At the end of December, ten months into its financial year, the retailer’s sales had increased by a massive 122 per cent year-on-year.
And despite an otherwise struggling High Street and retail sector, Cromby sees no signs of this growth slowing:
“There is a resilience in the arts and crafts market during difficult times,” he explained. “It is a low-cost leisure activity and when consumers are cutting back on spending on holidays and big ticket items, arts and crafts represent an affordable hobby to be enjoyed at home.
“Our average basket is £15,” Cromby continued. “So we are accessible to customers regardless of their financial situations.”
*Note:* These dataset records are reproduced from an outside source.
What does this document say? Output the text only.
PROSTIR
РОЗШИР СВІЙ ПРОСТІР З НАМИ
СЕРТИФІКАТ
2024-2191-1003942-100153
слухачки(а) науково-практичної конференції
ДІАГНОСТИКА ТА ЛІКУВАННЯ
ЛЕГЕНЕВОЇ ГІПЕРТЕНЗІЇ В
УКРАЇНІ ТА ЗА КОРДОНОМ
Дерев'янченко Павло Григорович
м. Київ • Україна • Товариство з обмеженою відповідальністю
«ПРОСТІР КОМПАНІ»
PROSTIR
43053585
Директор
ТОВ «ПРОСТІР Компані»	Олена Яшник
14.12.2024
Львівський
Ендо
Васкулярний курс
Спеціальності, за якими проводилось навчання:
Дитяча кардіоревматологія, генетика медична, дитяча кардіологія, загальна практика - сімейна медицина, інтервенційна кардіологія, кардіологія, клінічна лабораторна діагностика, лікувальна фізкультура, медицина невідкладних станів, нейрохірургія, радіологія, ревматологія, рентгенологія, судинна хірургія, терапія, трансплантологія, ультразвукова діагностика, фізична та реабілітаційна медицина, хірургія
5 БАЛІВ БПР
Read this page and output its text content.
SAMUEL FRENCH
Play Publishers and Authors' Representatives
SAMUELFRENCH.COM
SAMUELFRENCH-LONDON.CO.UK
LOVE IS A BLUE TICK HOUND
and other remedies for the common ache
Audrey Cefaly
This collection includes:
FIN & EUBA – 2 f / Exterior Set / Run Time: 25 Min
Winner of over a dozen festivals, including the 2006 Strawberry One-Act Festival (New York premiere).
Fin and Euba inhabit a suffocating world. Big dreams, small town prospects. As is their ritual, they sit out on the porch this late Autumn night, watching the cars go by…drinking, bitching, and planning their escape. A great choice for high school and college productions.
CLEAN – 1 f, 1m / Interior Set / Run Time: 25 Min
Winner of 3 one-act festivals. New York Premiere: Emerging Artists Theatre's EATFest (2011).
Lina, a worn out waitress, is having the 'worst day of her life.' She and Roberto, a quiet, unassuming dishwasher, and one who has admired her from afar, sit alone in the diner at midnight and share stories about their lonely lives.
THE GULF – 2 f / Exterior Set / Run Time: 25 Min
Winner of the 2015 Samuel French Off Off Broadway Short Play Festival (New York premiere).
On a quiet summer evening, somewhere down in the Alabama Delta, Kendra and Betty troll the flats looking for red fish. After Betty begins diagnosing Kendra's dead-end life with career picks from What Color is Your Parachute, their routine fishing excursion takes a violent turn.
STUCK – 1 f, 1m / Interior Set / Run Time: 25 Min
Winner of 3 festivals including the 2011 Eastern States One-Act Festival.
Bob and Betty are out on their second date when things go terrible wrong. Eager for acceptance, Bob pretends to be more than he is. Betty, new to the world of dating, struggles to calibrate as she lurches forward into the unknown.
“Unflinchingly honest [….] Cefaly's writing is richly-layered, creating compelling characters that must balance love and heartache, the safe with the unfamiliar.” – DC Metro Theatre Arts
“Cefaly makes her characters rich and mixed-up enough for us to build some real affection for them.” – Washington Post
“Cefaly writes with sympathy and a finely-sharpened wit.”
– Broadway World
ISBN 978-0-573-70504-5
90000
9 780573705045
In a sector traditionally dominated by independent retailers, Hobbycraft opened the doors to its first store in Bournemouth in 1995 and plans to continue its opening schedule with four to five stores per year across Mainland UK.
The latest addition to the chain was Edinburgh, the second Hobbycraft in Scotland and 40th location is due to open in Peterborough in the summer.
“The arts and crafts sector is a considerable market and in the US, it’s worth $36 billion – similar to the country’s film industry. This would suggest there is also plenty of room for us to expand the UK market. There is a sizeable market for us to go after,” Cromby explained.